Close to the glorious Qutub Minar, lies a huge historical space in neglect. This is Mehrauli Archaeological Park . Spread over a vast expanse, these beautiful monuments and artifacts stare into nothingness, narrating Delhi’s rich history.
The walled city authorities did not find it worth to protect or care for the park. A free entry to the walking trail and dark, dusty monuments in bad condition are a proof of the same.
The small entrance through which we entered lead us to the beautiful sight of rose garden, with the Qutub Minar towering in the backdrop.
The sign board (rather sign stones) gave some direction of the monuments that lied ahead.
Crossing the rose garden, a lovely green zone is a welcoming sight with green plantation on both ends. (Thank God atleast a green cover was provided by the authorities).
As you take left towards the Jamali Kamali Mosque, on has to pass by a lush green grassland. The elevated section of the land has Metcalfe’s Folly. It is indeed sad to see names scribbled all over, including the dome structure. Wondering how did they get up there? It is not an architectural masterpiece but offers a panoramic view of the park and surrounding area.
Keep walking further till the walls of Jamal Kamali Mosque appear on right. This is was the only place we could explore properly.
It was nearly the closing time and hence we could not enter other tombs or baolis. Had to take pictures from outside the gate. But we came back a week later to cover the whole park.
Rajon ki Baoli is is the largest and most ornamented of all the three baolis in the Mehrauli park.
With four floors and rooms at each level, this baoli as named after the rajmistries or masons who used it. It is believed to be constructed during the 16th century, by Daulat Khan during the rule of Sikander Lodhi. The step well appears like a courtyard of the medieval period with passages that have carved symmetrical arches that form the three sides.
The other two baolis namely Anangtal Baoli and Gandhak ki Baoli have not been maintained. They lie in neglect serving as a rubbish bin for the locals residing around. Anangtal does not even have a marking or sign board.
Right opposite to Rajon ki Baoli lies another unnamed tomb and mosque. A staircase leads to the terrace of this picturesque structure from where you can see the boundary walls of the park.
Moving further, we chanced upon the tomb of Quli Khan. As legends have it, Quli Khan was emperor Akbar’s foster brother, born to Maham Anga. (Remember Ila Arun in Jodha Akbar?)

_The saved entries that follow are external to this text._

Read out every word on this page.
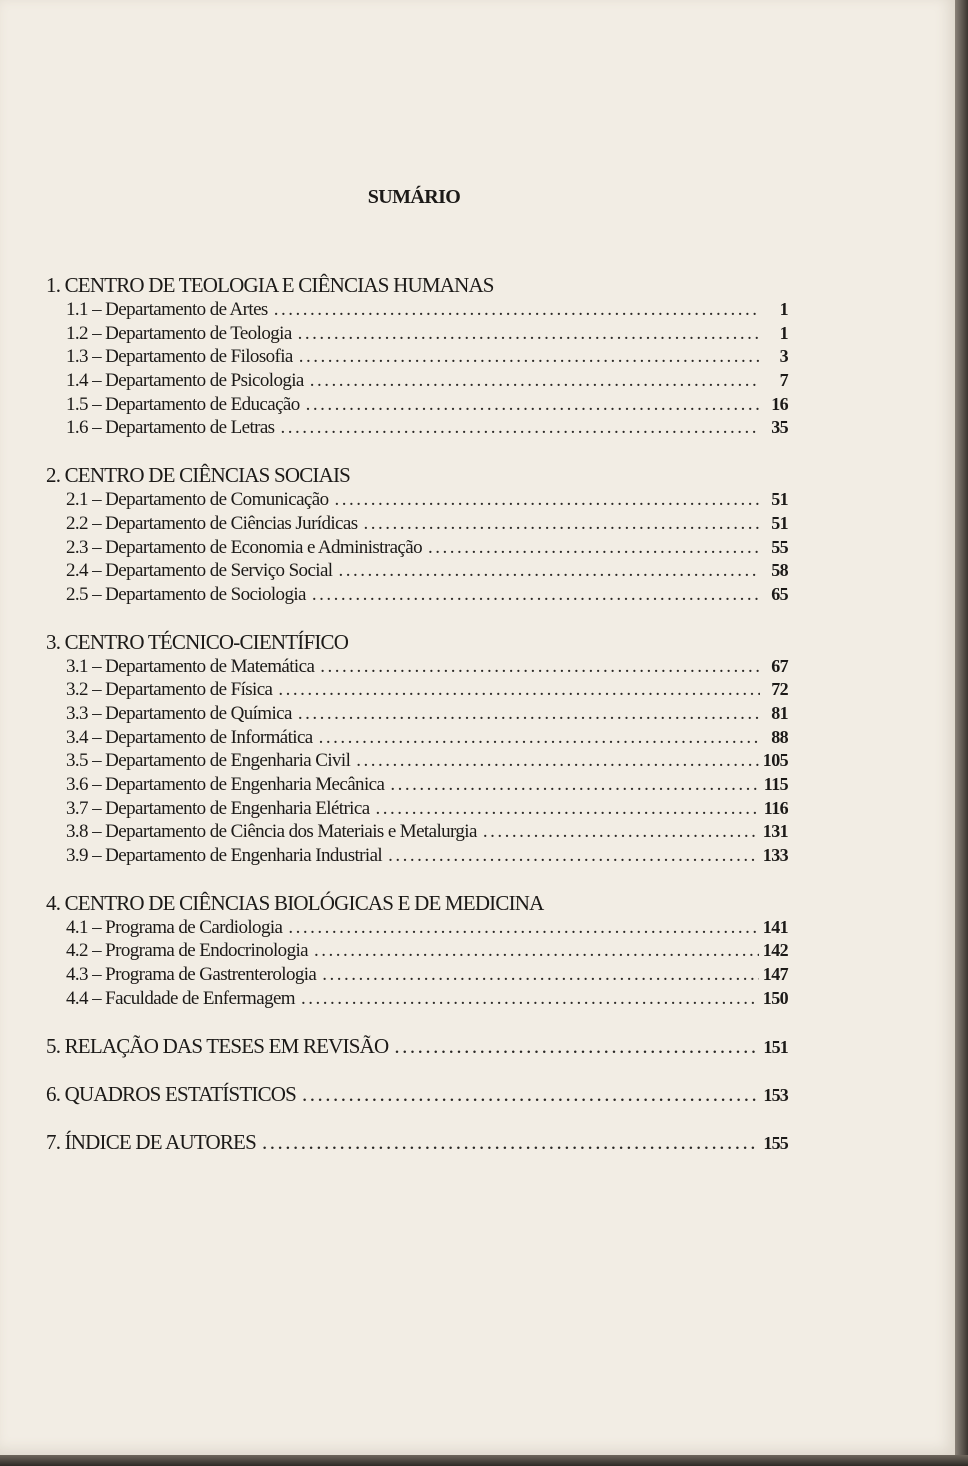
SUMÁRIO
1. CENTRO DE TEOLOGIA E CIÊNCIAS HUMANAS
1.1 – Departamento de Artes .....	1
1.2 – Departamento de Teologia .....	1
1.3 – Departamento de Filosofia .....	3
1.4 – Departamento de Psicologia .....	7
1.5 – Departamento de Educação .....	16
1.6 – Departamento de Letras .....	35
2. CENTRO DE CIÊNCIAS SOCIAIS
2.1 – Departamento de Comunicação .....	51
2.2 – Departamento de Ciências Jurídicas .....	51
2.3 – Departamento de Economia e Administração .....	55
2.4 – Departamento de Serviço Social .....	58
2.5 – Departamento de Sociologia .....	65
3. CENTRO TÉCNICO-CIENTÍFICO
3.1 – Departamento de Matemática .....	67
3.2 – Departamento de Física .....	72
3.3 – Departamento de Química .....	81
3.4 – Departamento de Informática .....	88
3.5 – Departamento de Engenharia Civil .....	105
3.6 – Departamento de Engenharia Mecânica .....	115
3.7 – Departamento de Engenharia Elétrica .....	116
3.8 – Departamento de Ciência dos Materiais e Metalurgia .....	131
3.9 – Departamento de Engenharia Industrial .....	133
4. CENTRO DE CIÊNCIAS BIOLÓGICAS E DE MEDICINA
4.1 – Programa de Cardiologia .....	141
4.2 – Programa de Endocrinologia .....	142
4.3 – Programa de Gastrenterologia .....	147
4.4 – Faculdade de Enfermagem .....	150
5. RELAÇÃO DAS TESES EM REVISÃO .....	151
6. QUADROS ESTATÍSTICOS .....	153
7. ÍNDICE DE AUTORES .....	155
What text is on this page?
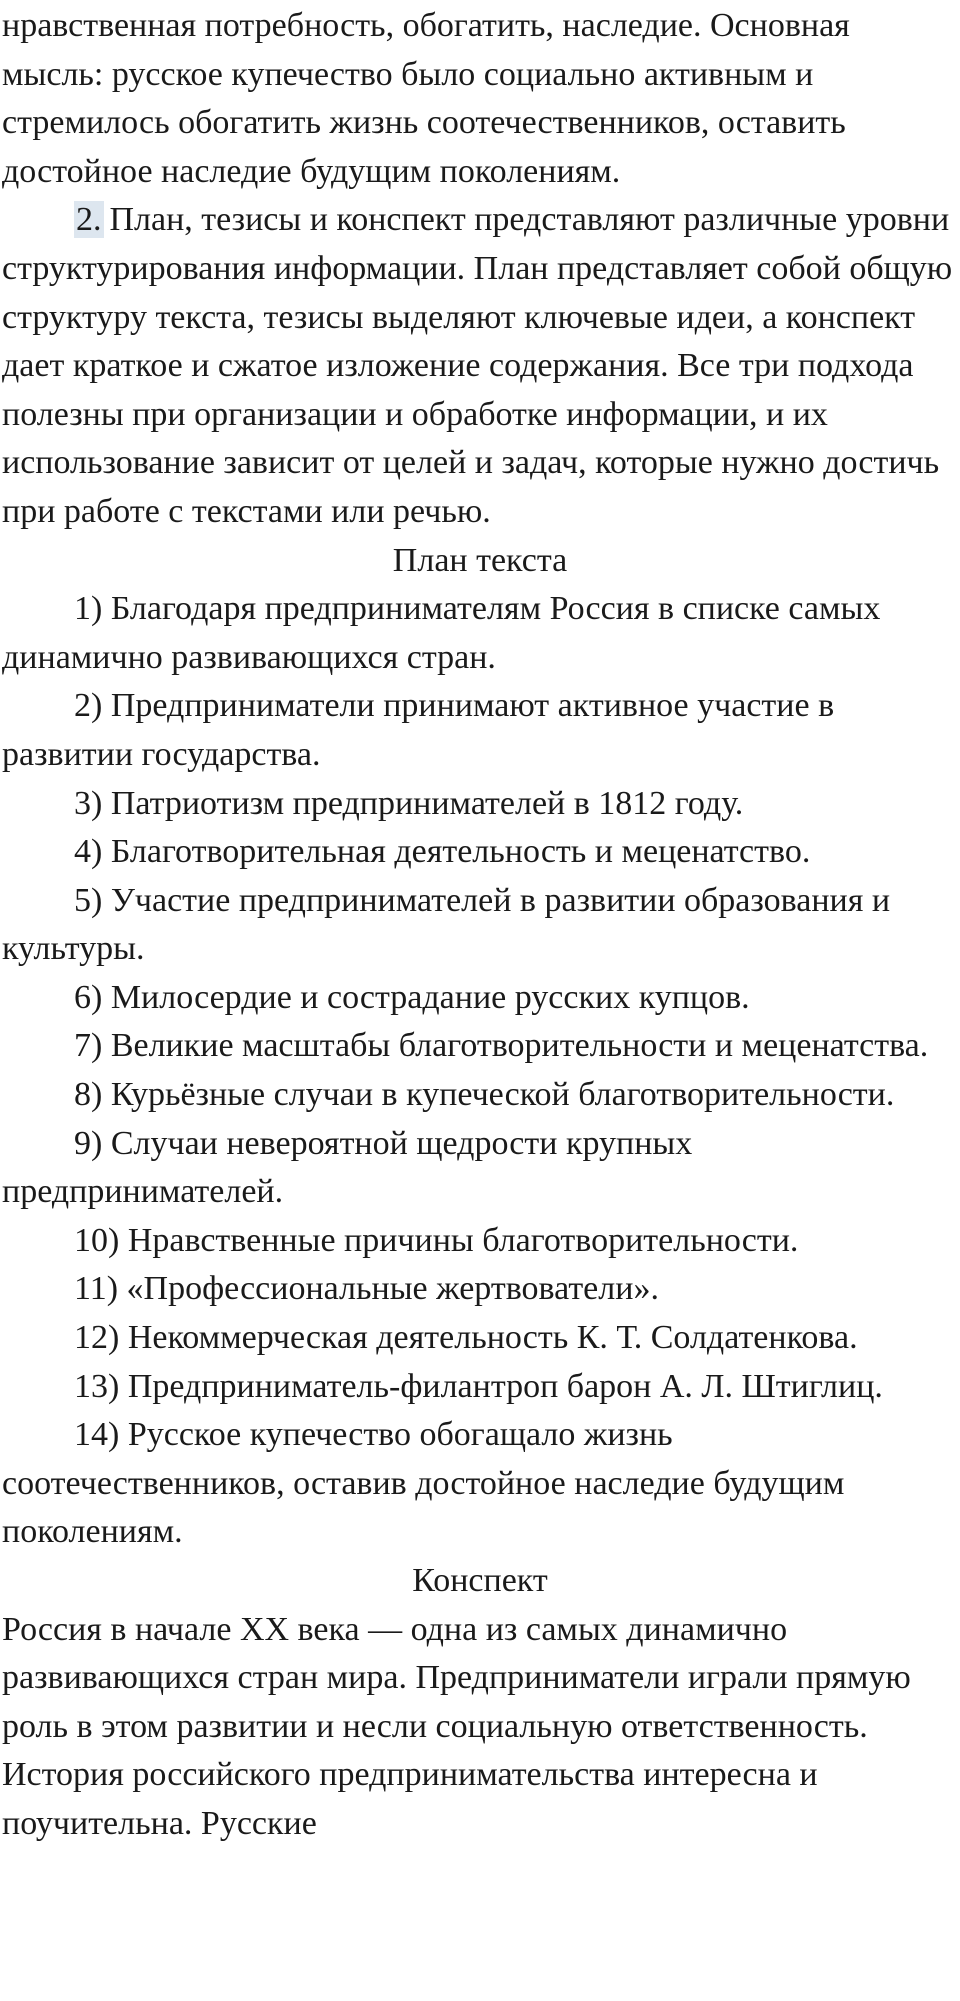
нравственная потребность, обогатить, наследие. Основная мысль: русское купечество было социально активным и стремилось обогатить жизнь соотечественников, оставить достойное наследие будущим поколениям.

2. План, тезисы и конспект представляют различные уровни структурирования информации. План представляет собой общую структуру текста, тезисы выделяют ключевые идеи, а конспект дает краткое и сжатое изложение содержания. Все три подхода полезны при организации и обработке информации, и их использование зависит от целей и задач, которые нужно достичь при работе с текстами или речью.

План текста

1) Благодаря предпринимателям Россия в списке самых динамично развивающихся стран.

2) Предприниматели принимают активное участие в развитии государства.

3) Патриотизм предпринимателей в 1812 году.

4) Благотворительная деятельность и меценатство.

5) Участие предпринимателей в развитии образования и культуры.

6) Милосердие и сострадание русских купцов.

7) Великие масштабы благотворительности и меценатства.

8) Курьёзные случаи в купеческой благотворительности.

9) Случаи невероятной щедрости крупных предпринимателей.

10) Нравственные причины благотворительности.

11) «Профессиональные жертвователи».

12) Некоммерческая деятельность К. Т. Солдатенкова.

13) Предприниматель-филантроп барон А. Л. Штиглиц.

14) Русское купечество обогащало жизнь соотечественников, оставив достойное наследие будущим поколениям.

Конспект

Россия в начале XX века — одна из самых динамично развивающихся стран мира. Предприниматели играли прямую роль в этом развитии и несли социальную ответственность. История российского предпринимательства интересна и поучительна. Русские
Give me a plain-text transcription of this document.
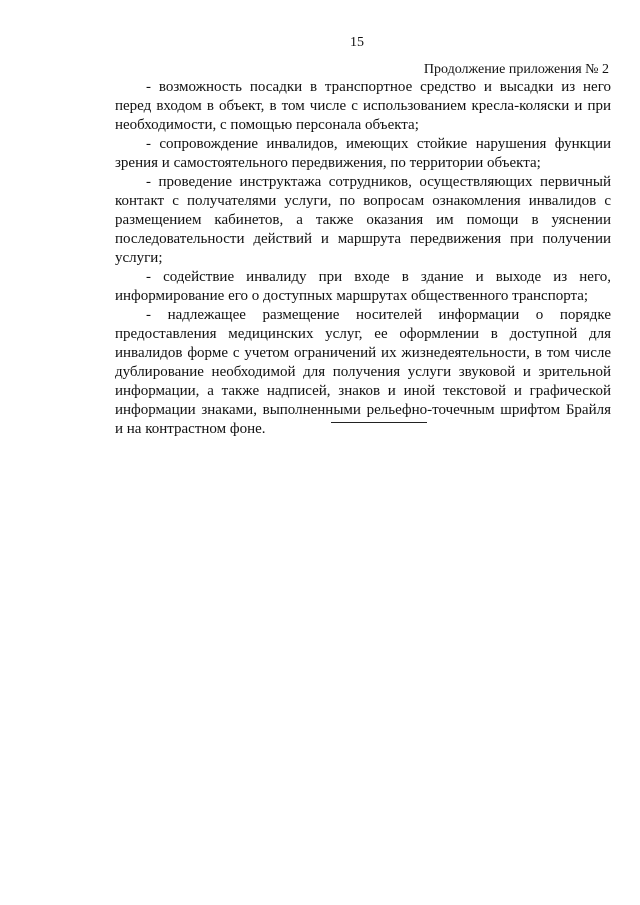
15
Продолжение приложения № 2

- возможность посадки в транспортное средство и высадки из него перед входом в объект, в том числе с использованием кресла-коляски и при необходимости, с помощью персонала объекта;

- сопровождение инвалидов, имеющих стойкие нарушения функции зрения и самостоятельного передвижения, по территории объекта;

- проведение инструктажа сотрудников, осуществляющих первичный контакт с получателями услуги, по вопросам ознакомления инвалидов с размещением кабинетов, а также оказания им помощи в уяснении последовательности действий и маршрута передвижения при получении услуги;

- содействие инвалиду при входе в здание и выходе из него, информирование его о доступных маршрутах общественного транспорта;

- надлежащее размещение носителей информации о порядке предоставления медицинских услуг, ее оформлении в доступной для инвалидов форме с учетом ограничений их жизнедеятельности, в том числе дублирование необходимой для получения услуги звуковой и зрительной информации, а также надписей, знаков и иной текстовой и графической информации знаками, выполненными рельефно-точечным шрифтом Брайля и на контрастном фоне.
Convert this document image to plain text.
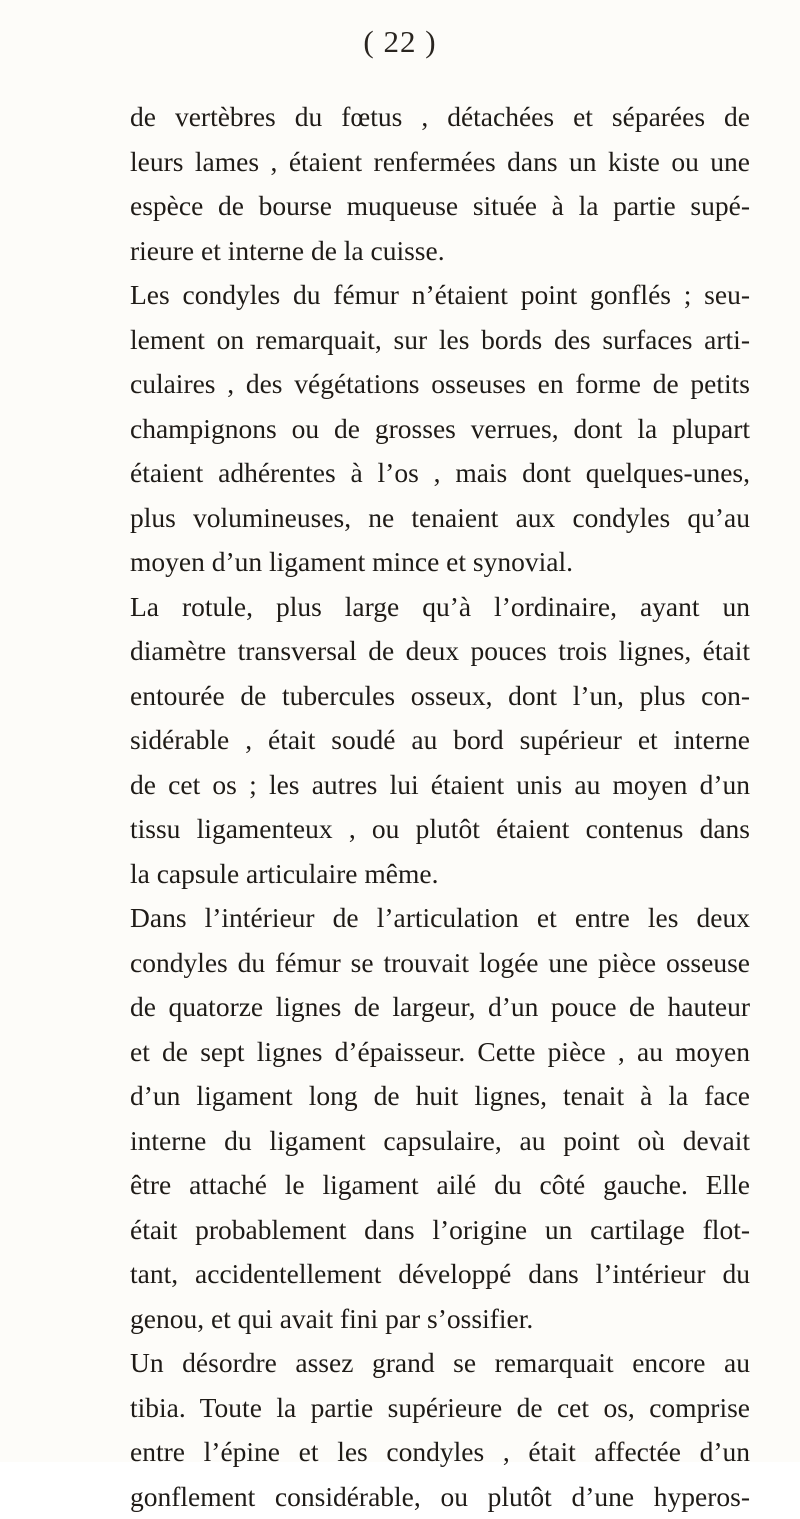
( 22 )
de vertèbres du fœtus , détachées et séparées de
leurs lames , étaient renfermées dans un kiste ou une
espèce de bourse muqueuse située à la partie supé-
rieure et interne de la cuisse.
Les condyles du fémur n’étaient point gonflés ; seu-
lement on remarquait, sur les bords des surfaces arti-
culaires , des végétations osseuses en forme de petits
champignons ou de grosses verrues, dont la plupart
étaient adhérentes à l’os , mais dont quelques-unes,
plus volumineuses, ne tenaient aux condyles qu’au
moyen d’un ligament mince et synovial.
La rotule, plus large qu’à l’ordinaire, ayant un
diamètre transversal de deux pouces trois lignes, était
entourée de tubercules osseux, dont l’un, plus con-
sidérable , était soudé au bord supérieur et interne
de cet os ; les autres lui étaient unis au moyen d’un
tissu ligamenteux , ou plutôt étaient contenus dans
la capsule articulaire même.
Dans l’intérieur de l’articulation et entre les deux
condyles du fémur se trouvait logée une pièce osseuse
de quatorze lignes de largeur, d’un pouce de hauteur
et de sept lignes d’épaisseur. Cette pièce , au moyen
d’un ligament long de huit lignes, tenait à la face
interne du ligament capsulaire, au point où devait
être attaché le ligament ailé du côté gauche. Elle
était probablement dans l’origine un cartilage flot-
tant, accidentellement développé dans l’intérieur du
genou, et qui avait fini par s’ossifier.
Un désordre assez grand se remarquait encore au
tibia. Toute la partie supérieure de cet os, comprise
entre l’épine et les condyles , était affectée d’un
gonflement considérable, ou plutôt d’une hyperos-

The octagonal tomb built in the 16th century was bought and remodeled by Sir Thomas Theophilus Metcalfe, the Governor General’s last British Resident agent at the Mughal Court of Emperor Bahadur Shah Zafar. It was refurbished as a pleasure house or Dilkhusha in Urdu by surrounding it with sprawling gardens and rest houses. He used to rent out Dilkhusha to honeymooning couples for idyllic view of the Qutub Minar.
The tomb has a huge resemblance to Mughal architecture with entrance on alternate sides and walls with floral calligraphy and Quranic verses.
Among other structures of the park, there are several other unnamed tombs, structures and graveyards, protected but unnoticed.
This was the last leg of our visit inside the Mehrauli Park and we headed home with lots of good memories. This place is indeed a photographer’s delight and great for History enthusiasts like us.
How to reach Mehrauli Archaeological Park
There is a story behind this as well.
Its an easy to reach place but not really noticed, because its not highlighted or advertised anywhere. I have stayed close to this place for four years but never came to know abut this hidden gem. Having read so much about it recently, I convinced husband to explore this less known place. Little did we know that the place would not be an easy one to find.
We passed by two entrance gates twice but did not realize those were the entry gates. (Not even the gates mention that it is the archaeological park). One of the entrances is 1 km away from Qutub Minar metro station. A narrow kuccha road through wilderness leads to the archaeological park. We chose not to tread on this path since these kind of secluded paths are unsafe, full of uncertainties.
The second entrance gate is near the Qutub Minar roundabout. Google also led us to Mehrauli Bus terminal. However, we are not sure if there’s any entrance to the park or not at the bus terminal.
The park has a parking space inside. But we still do not have an idea where to drive through. (We had hopped into an auto from Qutub Minar metro to the gate near roundabout that costed Rs.50). Bikes are cars were parked outside this small gate near the main road. Heavens save your vehicle from being towed away or damaged since it seemed to be an unauthorized parking space.
Not at all
Though the notice boards warn against bringing in your pets, we still saw visitors bringing in their pet dogs for a walk. (Sigh!) Lot of strays roam inside the premises, harmless, lazing around.
Though poor maintenance and garbage menace were major turn off for us, we still recommend this place once for history and photography enthusiasts. We went twice to witness the neglected glory of history which needs to be told.